Tuesday, April 22, 2008
It's always interesting (to me, natch) to figure out what makes me really angry in that personal and trivial way. I'm not talking about the righteous anger which burns beautifully on the permanent altar inside me, because that anger is just another form of good energy (and lots cheaper than heating oil, these days).
I'm talking about the red-hot kind of anger which makes me want to stick knitting needles in my eyes so that they get some rest from reading teh stupid. I should probably want to stick them in someone else's eyes, and perhaps restraining from saying so is the real reason why the anger sometimes flares up. You know, all that stuff about trying to be polite and calm and nice to everyone so that we get a good conversation going on all the issues. Sort of like trying to be Eliza, that computer therapist.

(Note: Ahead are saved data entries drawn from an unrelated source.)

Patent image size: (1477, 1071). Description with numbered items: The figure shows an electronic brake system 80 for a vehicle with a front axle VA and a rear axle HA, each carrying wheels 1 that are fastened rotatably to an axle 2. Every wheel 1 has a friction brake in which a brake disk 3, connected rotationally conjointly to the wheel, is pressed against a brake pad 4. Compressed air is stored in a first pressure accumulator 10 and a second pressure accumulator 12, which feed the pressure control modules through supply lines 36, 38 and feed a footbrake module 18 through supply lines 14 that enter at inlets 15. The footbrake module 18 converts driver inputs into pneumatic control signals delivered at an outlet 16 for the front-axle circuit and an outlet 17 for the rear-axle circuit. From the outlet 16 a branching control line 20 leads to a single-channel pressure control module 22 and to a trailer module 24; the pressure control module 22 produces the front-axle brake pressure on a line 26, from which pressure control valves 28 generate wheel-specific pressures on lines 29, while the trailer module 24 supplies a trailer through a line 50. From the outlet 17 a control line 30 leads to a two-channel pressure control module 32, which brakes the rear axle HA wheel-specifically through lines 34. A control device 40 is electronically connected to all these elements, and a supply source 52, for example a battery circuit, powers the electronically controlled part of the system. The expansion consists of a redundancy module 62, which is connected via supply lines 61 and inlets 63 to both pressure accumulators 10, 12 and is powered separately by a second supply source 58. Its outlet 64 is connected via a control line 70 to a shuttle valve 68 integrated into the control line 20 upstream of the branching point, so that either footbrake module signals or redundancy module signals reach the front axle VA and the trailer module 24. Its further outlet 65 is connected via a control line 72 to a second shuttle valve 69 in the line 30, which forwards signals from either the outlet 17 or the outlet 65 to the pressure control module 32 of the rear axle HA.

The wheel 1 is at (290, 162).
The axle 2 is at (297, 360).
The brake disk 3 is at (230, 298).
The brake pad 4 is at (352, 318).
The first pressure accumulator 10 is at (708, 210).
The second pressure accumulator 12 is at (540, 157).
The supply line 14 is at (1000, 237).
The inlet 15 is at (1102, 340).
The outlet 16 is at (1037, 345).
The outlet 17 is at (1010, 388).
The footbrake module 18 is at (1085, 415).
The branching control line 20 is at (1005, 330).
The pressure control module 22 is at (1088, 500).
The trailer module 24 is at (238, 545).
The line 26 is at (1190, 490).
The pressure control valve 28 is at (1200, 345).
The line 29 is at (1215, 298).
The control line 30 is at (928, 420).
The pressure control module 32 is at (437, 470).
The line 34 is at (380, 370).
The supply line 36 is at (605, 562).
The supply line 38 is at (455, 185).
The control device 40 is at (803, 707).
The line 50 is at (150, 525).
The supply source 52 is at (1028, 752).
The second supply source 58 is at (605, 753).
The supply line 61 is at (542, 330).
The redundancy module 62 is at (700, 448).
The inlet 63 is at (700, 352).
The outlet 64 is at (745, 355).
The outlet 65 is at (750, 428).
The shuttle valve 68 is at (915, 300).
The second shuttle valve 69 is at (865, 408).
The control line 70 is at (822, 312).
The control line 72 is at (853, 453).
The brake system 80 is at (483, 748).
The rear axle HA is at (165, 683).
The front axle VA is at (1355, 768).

Anyway. Today's reason for that red-hot anger is a frequently repeating one, the one about how everybody can be an instant expert on feminism by, say, reading an article or two and then jawing it over with the guys at bar one Saturday night. Next step is to write a thoughtful piece on what is wrong with feminism. Because surely thinking and reading on these issues for, say, two decades, leaves lots of gaps which can be filled by an astute thinker over a beer or two. Yup.
A similar thing happens to me all the time on economics. Someone comes along and tells me that women earn less because they aren't out there working but at home taking care of their babies. Duh. If I only had thought about that simple explanation I wouldn't have had to write a three-part series on the reasons for the gender gap in wages at all.
More generally, my anger has something to do with the difficulty of being heard when one is polite. It's like whispering into rush-hour traffic. Pretty pointless, but the work is still the same. From now on I'm going to start writing extreme pieces with lots of fuck-yous.
Of course the real reason for my anger is that I'm still not the Empress of the Universe.